If accepted as an "established truth" that war between separate parts was probable if the Union were dismembered, such wars between the states would occasion much greater distress than in countries that maintained regular standing armies. Such armies, though dangerous to liberty and economy, had the advantage of rendering sudden conquest impractical and of preventing that rapid desolation which once marked the course of war. The art of fortification had contributed to the same end. Because of their mistrust, the states would delay in setting up regular military establishments. In want of fortifications, the frontiers of one state would be open to another. The populous states, with little difficulty, would overrun their less populous neighbors.
But this condition would not long prevail.
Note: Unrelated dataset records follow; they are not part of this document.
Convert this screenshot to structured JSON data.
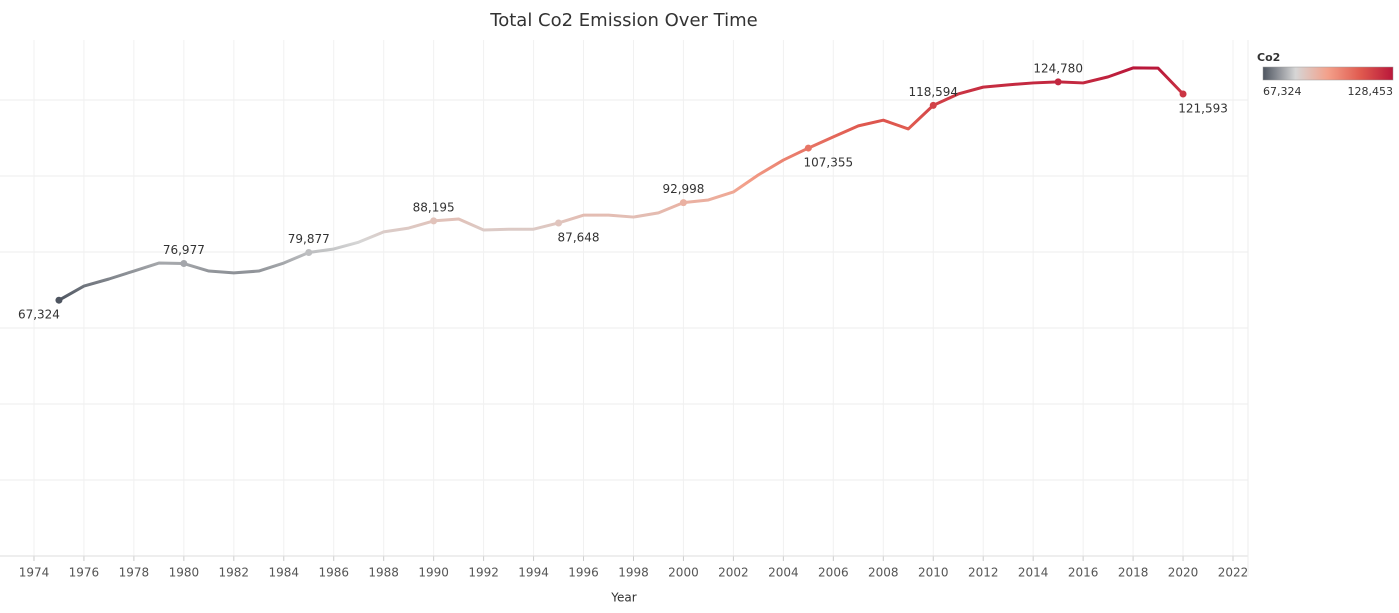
{
  "chart_data": {
    "type": "line",
    "title": "Total Co2  Emission Over Time",
    "x_label": "Year",
    "x": [
      1975,
      1976,
      1977,
      1978,
      1979,
      1980,
      1981,
      1982,
      1983,
      1984,
      1985,
      1986,
      1987,
      1988,
      1989,
      1990,
      1991,
      1992,
      1993,
      1994,
      1995,
      1996,
      1997,
      1998,
      1999,
      2000,
      2001,
      2002,
      2003,
      2004,
      2005,
      2006,
      2007,
      2008,
      2009,
      2010,
      2011,
      2012,
      2013,
      2014,
      2015,
      2016,
      2017,
      2018,
      2019,
      2020
    ],
    "series": [
      {
        "name": "Co2",
        "values": [
          67324,
          71050,
          72900,
          75000,
          77100,
          76977,
          75000,
          74500,
          75000,
          77100,
          79877,
          80800,
          82600,
          85300,
          86300,
          88195,
          88700,
          85800,
          86000,
          86000,
          87648,
          89700,
          89700,
          89200,
          90300,
          92998,
          93700,
          95800,
          100300,
          104200,
          107355,
          110300,
          113200,
          114700,
          112400,
          118594,
          121600,
          123400,
          124000,
          124500,
          124780,
          124500,
          126100,
          128453,
          128400,
          121593
        ],
        "value_labels": [
          "67,324",
          null,
          null,
          null,
          null,
          "76,977",
          null,
          null,
          null,
          null,
          "79,877",
          null,
          null,
          null,
          null,
          "88,195",
          null,
          null,
          null,
          null,
          "87,648",
          null,
          null,
          null,
          null,
          "92,998",
          null,
          null,
          null,
          null,
          "107,355",
          null,
          null,
          null,
          null,
          "118,594",
          null,
          null,
          null,
          null,
          "124,780",
          null,
          null,
          null,
          null,
          "121,593"
        ]
      }
    ],
    "xlim": [
      1972.64,
      2022.6
    ],
    "xticks": [
      1974,
      1976,
      1978,
      1980,
      1982,
      1984,
      1986,
      1988,
      1990,
      1992,
      1994,
      1996,
      1998,
      2000,
      2002,
      2004,
      2006,
      2008,
      2010,
      2012,
      2014,
      2016,
      2018,
      2020,
      2022
    ],
    "ylim": [
      0,
      135800
    ],
    "ygrid": [
      0,
      20000,
      40000,
      60000,
      80000,
      100000,
      120000
    ],
    "grid": true,
    "color_scale": {
      "title": "Co2",
      "min": {
        "value": 67324,
        "label": "67,324"
      },
      "max": {
        "value": 128453,
        "label": "128,453"
      },
      "colors": [
        "#4e5560",
        "#d6d6d6",
        "#f3a08a",
        "#e05a4f",
        "#b9173a"
      ]
    }
  }
}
Wars and the constant threat of war always "compel nations the most attached to liberty, to resort for repose and security, to institutions, which have a tendency to destroy their civil and political rights. To be more safe they, at length, become willing to run the risk of being less free. The institutions alluded to are STANDING ARMIES, and the correspondent appendages of military establishments." Circumstances would compel the several confederacies at the same time to strengthen the executive arm of government, which would give their constitutions "a progressive direction towards monarchy. It is of the nature of war to increase the executive at the expense of the legislative authority."
In countries requiring standing armies, the continual need for military services "enhances the importance of the soldier, and proportionably degrades the condition of the citizen. The military state becomes elevated above the civil. . . . and by degrees the people are brought to consider the soldiery not only as their protectors, but as their supervisors."
Great Britain was an example of a country that, being insular and protected by a strong navy, had found no need to maintain a large standing army within the kingdom. To this, in large measure, could be attributed the liberty that Britons had long enjoyed.
If the American union were preserved, it would enjoy something of Britain's "insulated situation." Europe was far away. Her colonies in the New World were too weak to be a menace. Extensive military establishments, therefore, would not be needed for American security, but only if the nation stood united under a strong central government.
Having demonstrated to his own satisfaction the "established truth" that if the union were dismembered, war between the separate parts was "probable," Hamilton sagely observed that the constant threat of war always compels nations, even those most attached to liberty, to seek security in institutions having a tendency to destroy their civil and political rights — such institutions being "STANDING ARMIES, and the correspondent appendages of military establishments."
Such armies were a standing threat to the liberties of the people, elevating the soldier over the civilian. They tended to strengthen the executive arm of government so that it moved in a "progressive direction towards monarchy . . . at the expense of the legislative authority."
Britons had long enjoyed a large measure of civil liberties, and Hamilton was partly right in attributing this to the fact that Britain, being insular and protected by a strong navy, had not found it necessary to keep a large standing army. Americans enjoyed a somewhat similar "insulated situation." If the union were preserved and had a strong volunteer militia under a national commander-in-chief, the country would have no need of a standing army and extensive military establishments. This would save vast sums of money better spent on more productive things than killing and being killed.